CANBERRA, SEPTEMBER 9: With Australia’s new government committed to a more ambitious 2030 target, the real work of transitioning to renewable energy sources begins now. Under the new leadership, Australia aims to cut carbon emissions by 43% below 2005 levels by 2030, a figure that was set at 26-28% by the previous administration.
Accelerating the pace of emissions reduction would keep Australia on track to reach net zero emissions by 2050. In a country where fossil fuels provided 67% of electricity in 2021, while renewable sources constituted 32.5%, the faster pace of decarbonization will bring several challenges with it.
Global management consultancy, Partners in Performance, says companies should own and undertake their own decarbonization journey, and not rely on government efforts.
For mining and resource companies, policy and regulatory uncertainty is high and growing. A review of Australia’s safeguard mechanism and carbon credits program is currently underway, and the Climate Change Authority recently published a report on how our carbon markets should interact with global systems.
Change is happening at a faster pace every year. The International Sustainability Standards Board is preparing global frameworks for corporate reporting, and Australian financial and corporate regulators are laying the groundwork for mandatory reporting on all things green and sustainable.

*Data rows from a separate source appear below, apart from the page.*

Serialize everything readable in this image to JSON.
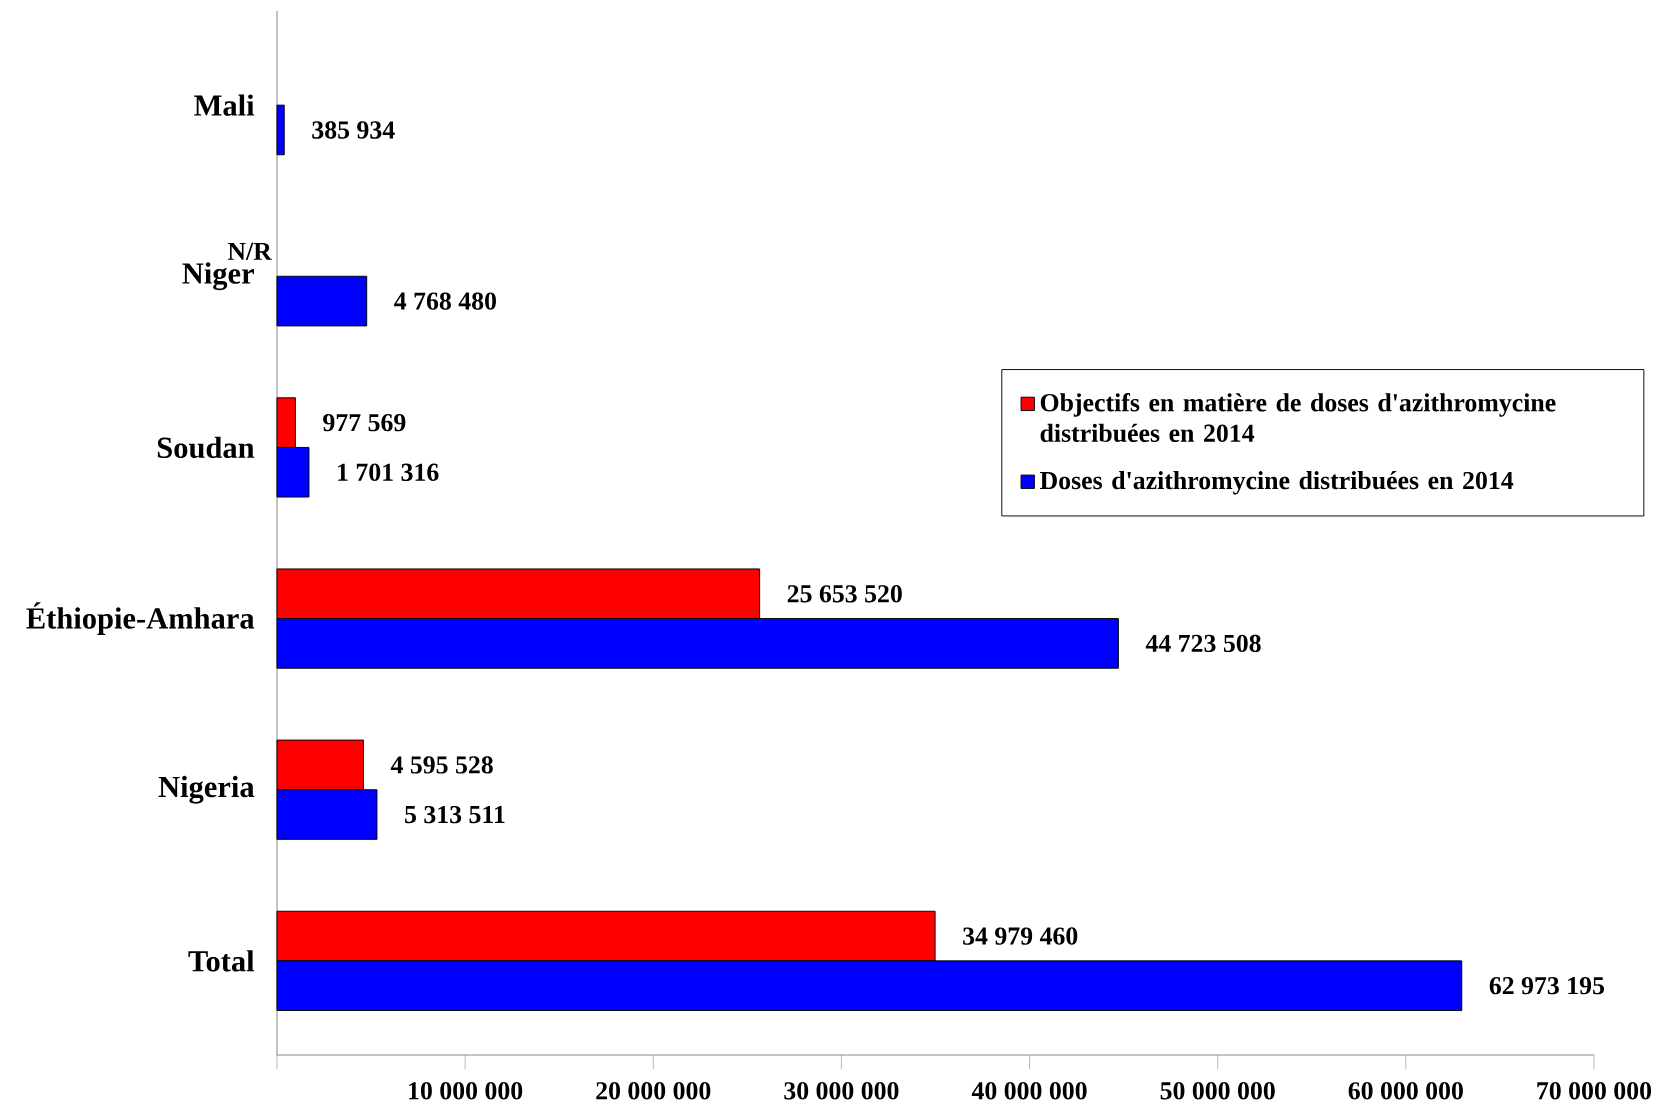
{
  "chart_data": {
    "type": "bar",
    "orientation": "horizontal",
    "categories": [
      "Mali",
      "Niger",
      "Soudan",
      "Éthiopie-Amhara",
      "Nigeria",
      "Total"
    ],
    "series": [
      {
        "name": "Objectifs en matière de doses d'azithromycine distribuées en 2014",
        "color": "#ff0000",
        "values": [
          null,
          null,
          977569,
          25653520,
          4595528,
          34979460
        ],
        "value_labels": [
          null,
          "N/R",
          "977 569",
          "25 653 520",
          "4 595 528",
          "34 979 460"
        ]
      },
      {
        "name": "Doses d'azithromycine distribuées en 2014",
        "color": "#0000ff",
        "values": [
          385934,
          4768480,
          1701316,
          44723508,
          5313511,
          62973195
        ],
        "value_labels": [
          "385 934",
          "4 768 480",
          "1 701 316",
          "44 723 508",
          "5 313 511",
          "62 973 195"
        ]
      }
    ],
    "xlim": [
      0,
      70000000
    ],
    "xticks": [
      {
        "value": 0,
        "label": null
      },
      {
        "value": 10000000,
        "label": "10 000 000"
      },
      {
        "value": 20000000,
        "label": "20 000 000"
      },
      {
        "value": 30000000,
        "label": "30 000 000"
      },
      {
        "value": 40000000,
        "label": "40 000 000"
      },
      {
        "value": 50000000,
        "label": "50 000 000"
      },
      {
        "value": 60000000,
        "label": "60 000 000"
      },
      {
        "value": 70000000,
        "label": "70 000 000"
      }
    ],
    "grid": false,
    "legend": "right"
  }
}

Rob Fowler, Partner in Practice for Energy Transition at Partners in Performance, said: “Australia is waking up to the challenges and opportunities to rapidly reduce carbon emissions across the economy. And once again, Australia’s high-carbon companies are dancing with political buffs and bureaucrats to chart the way forward. Many of us have been here before.
As Australia attempts to call a truce in the decades-long carbon wars, there are a few key things that are different this time. The first difference is that in 2022, investors really care. They put real pressure on boards and management to articulate and activate their decarbonization plans.
The second key difference is technology. Going from using diesel or gas generators at a mine site to a large hybrid wind-solar-storage solution behind the meter is actually a positive net present value (NPV). Third, Australia has the intelligence to drive the transition faster and more cheaply than we thought possible.
Fowler said, “At Partners in Performance, we integrate and leverage these three forces with our clients to drive faster, cheaper and smarter decarbonization.
“We recently did this as part of a groundbreaking project for a major miner in Australia. They intended to deploy over a gigawatt of renewable energy capacity by the end of the decade. Partners in Performance worked closely with them to deliver a 25% schedule acceleration, a 51% reduction in overall capital expenditure, and a 78% reduction in labor costs, which translates by faster, cheaper and smarter operations and results.
A critical aspect of the decarbonization challenge includes so-called commodity chemicals – ammonia, fertilizers and explosives, all of which are crucial inputs to our economies and food systems. Major producers of these commodity chemicals are exploring how the huge investments already made in these value chains can be leveraged in a decarbonized world.
“They ask how their feedstocks and carbon emissions can be changed and transferred, as demand for these important chemicals grows rapidly.
“As these fundamental changes impact chemical sector investment programs, there is a growing demand for ‘carbon neutral’ cargoes,” adds Fowler.
“Everything from LNG to ethylene to metallurgical coal was delivered to customers in East Asia with carbon offsets stapled to physical products. If this trend continues, there will be a massive demand for carbon offsets to meet the needs of traders and customers in these new types of commodity trading.
A similar ongoing discussion focuses on how legacy assets from coal-fired power stations in Australia and nuclear power stations in the UK can be used to boost the deployment of renewables on the grid. Offshore wind energy areas, common infrastructure for mainline connections and plant maintenance centers will allow much of the assets of older energy centers to be used in the future.
Reusing and repurposing existing electricity grid infrastructure will be key to achieving Australia’s ambitious goal of increasing grid renewable energy use to 82% by 2030 (from the current 32.5% ). This includes maintaining and operating existing electrical infrastructure at coal-fired electrical complexes in the Latrobe Valley, Hunter, Illawarra and Collie areas.
“With just 87 months to go until 2030 begins, Australia has a huge amount of work to do and a huge amount of uncertainty to digest,” Fowler added.
“The sooner we begin to combine and deploy the finance, technology and intelligence at our disposal, the sooner we will truly see green mining, green metals and green commodity chemicals as our ‘Net Zero future’. “definitely demands.”